Das Look and Feel des S6 ist wohl geeignet, die Wogen zwischen "Fanboys" von Samsung und Apple hochgehen zu lassen, merkt man bei The Verge an. Doch während erzürnte Internetuser darüber streiten, wer wann wen kopiert hat, vergnüge er sich lieber mit dem "eleganten und edlen" Handy, meint Autor Dieter Bohn.

Kaum Mehrwert durch Rand bei Edge-Version

Bei Forbes und dem Wall Street Journal sieht man das S6 als würdigen Herausforderer für Apples aktuelles Flaggschiff. Denn auch die inneren Werte überzeugen. Das hochauflösende, gute Display erweist sich als optimal für den Medienkonsum. In Sachen Performance leistet man sich ebenfalls keine Schnitzer. Recht wenig holt Samsung aus den gebogenen Rändern der Edge-Variante heraus. Hier fehlen nach wie vor überzeugende Anwendungsfälle und auch Sonderfunktionen, wie man sie vom Galaxy Note Edge kennt – etwa Spiele oder eine eigene Navigationsleiste für den RSS-Reader Flipboard. Den 100-Euro-Aufpreis sind die abgesenkten Randbereiche momentan nicht wert.

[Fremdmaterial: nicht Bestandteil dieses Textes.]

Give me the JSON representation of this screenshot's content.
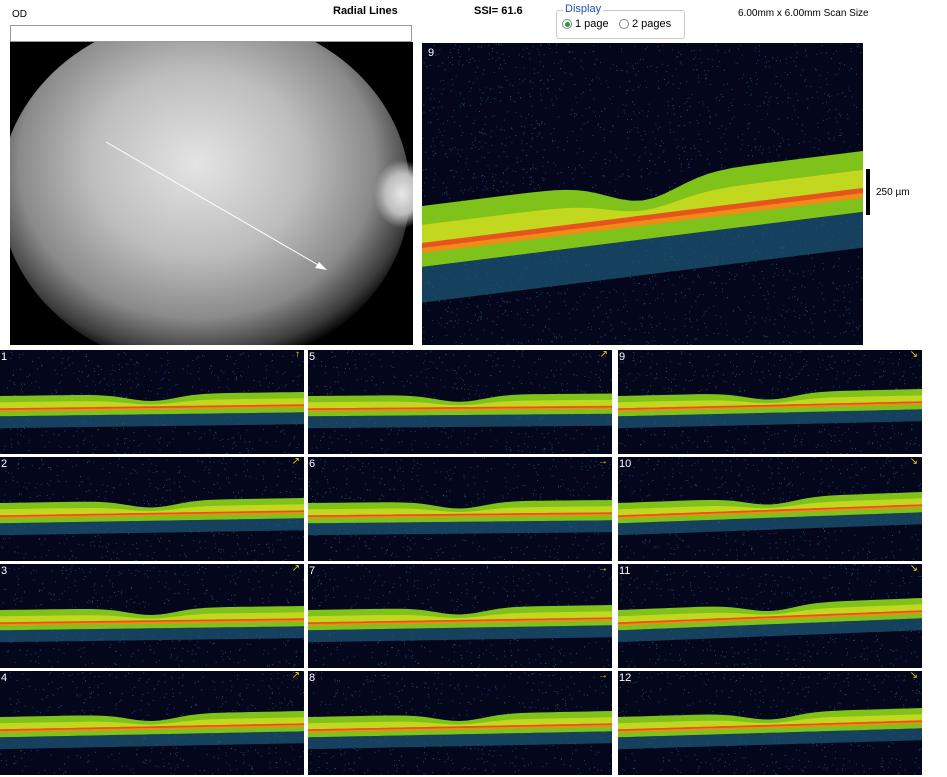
{
  "header": {
    "eye": "OD",
    "protocol": "Radial Lines",
    "ssi": "SSI= 61.6",
    "scan_size": "6.00mm x 6.00mm Scan Size"
  },
  "display": {
    "legend": "Display",
    "options": [
      "1 page",
      "2 pages"
    ],
    "selected": "1 page"
  },
  "main_scan": {
    "number": "9"
  },
  "scale": {
    "label": "250 µm"
  },
  "thumbnails": [
    {
      "number": "1",
      "arrow": "↑"
    },
    {
      "number": "2",
      "arrow": "↗"
    },
    {
      "number": "3",
      "arrow": "↗"
    },
    {
      "number": "4",
      "arrow": "↗"
    },
    {
      "number": "5",
      "arrow": "↗"
    },
    {
      "number": "6",
      "arrow": "→"
    },
    {
      "number": "7",
      "arrow": "→"
    },
    {
      "number": "8",
      "arrow": "→"
    },
    {
      "number": "9",
      "arrow": "↘"
    },
    {
      "number": "10",
      "arrow": "↘"
    },
    {
      "number": "11",
      "arrow": "↘"
    },
    {
      "number": "12",
      "arrow": "↘"
    }
  ],
  "colors": {
    "background_scan": "#04061c",
    "retina_green": "#7fc21a",
    "retina_yellow": "#d8df20",
    "rpe_red": "#e2461c",
    "rpe_orange": "#f08a1a",
    "selected_radio": "#2d9a2d"
  }
}
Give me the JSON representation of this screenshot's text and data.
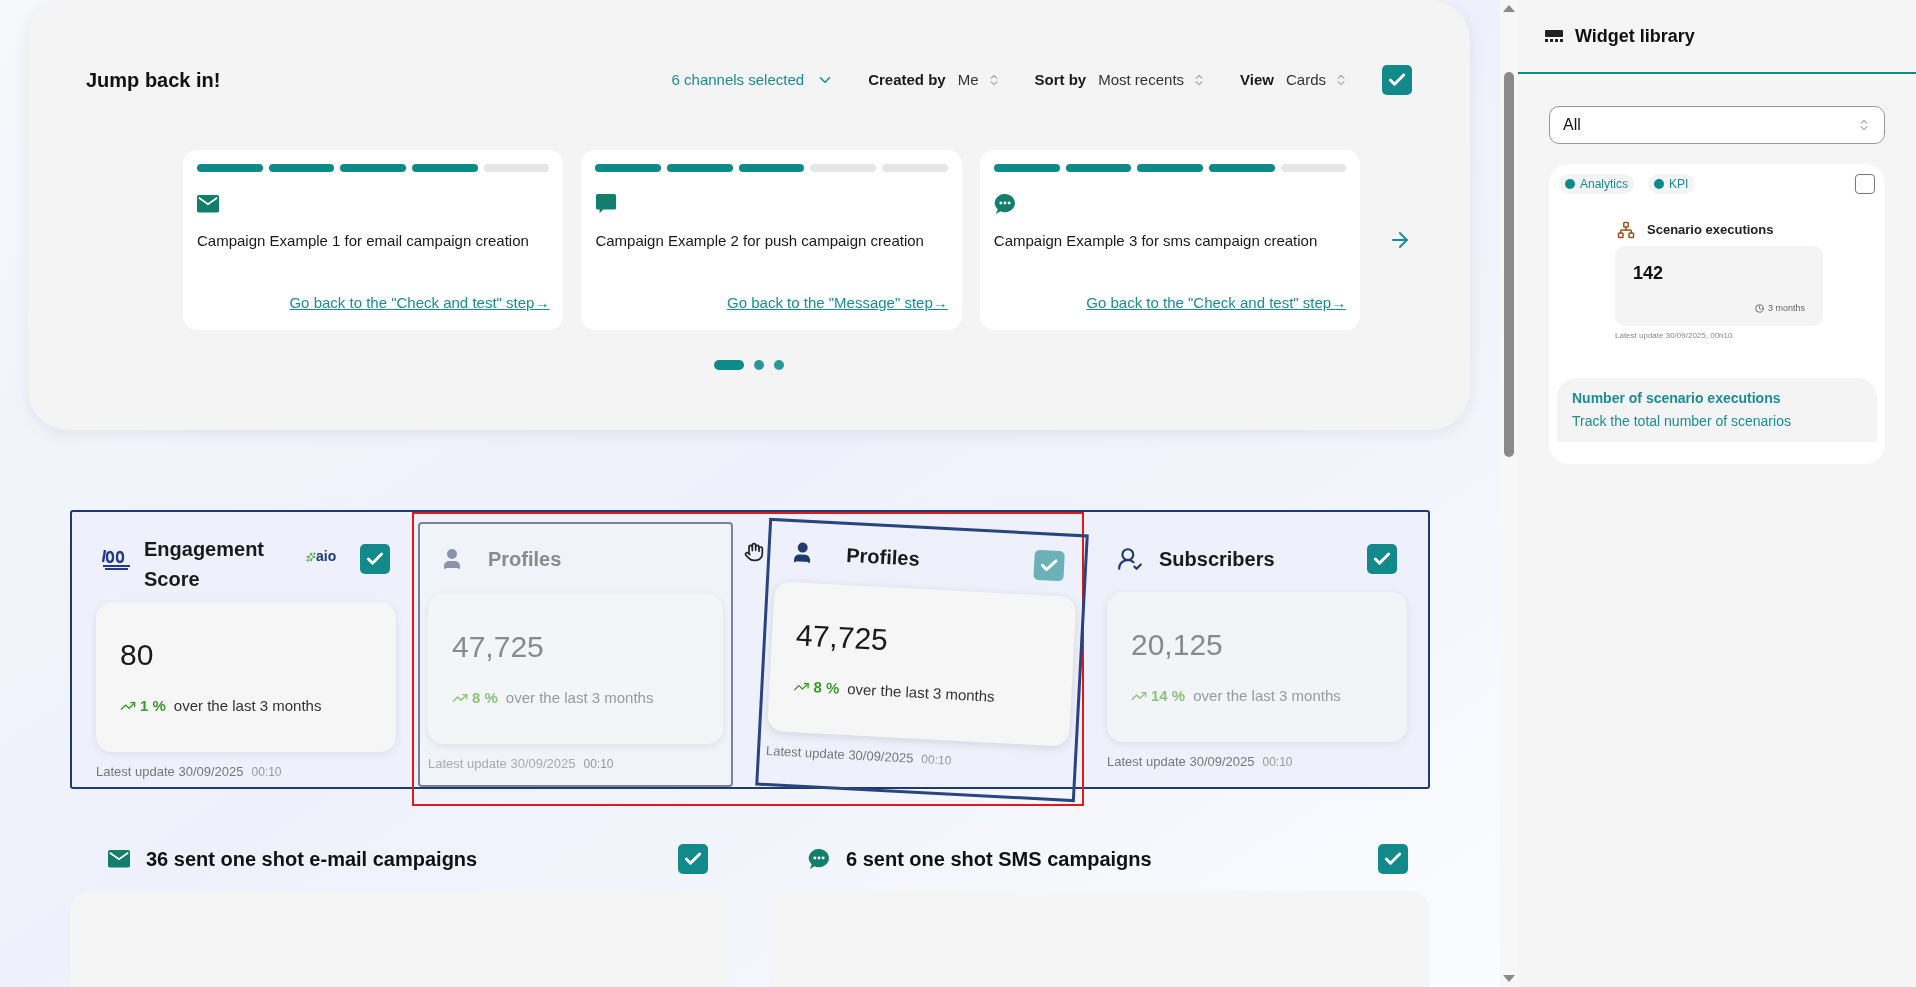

Bei CNet findet sich ein direkter Kameravergleich mit dem aktuellen iPhone und HTCs One M9. Je nach Lichtsituation ist Samsungs Smartphone dabei qualitativ mal knapp über, mal knapp unter dem Niveau des Apple-Geräts, während die Defizite des Kamerachips im M9 erneut offensichtlich werden. Wer mit seinem Handy gerne gute Fotos macht, kommt derzeit wohl kaum an Samsung und Apple vorbei.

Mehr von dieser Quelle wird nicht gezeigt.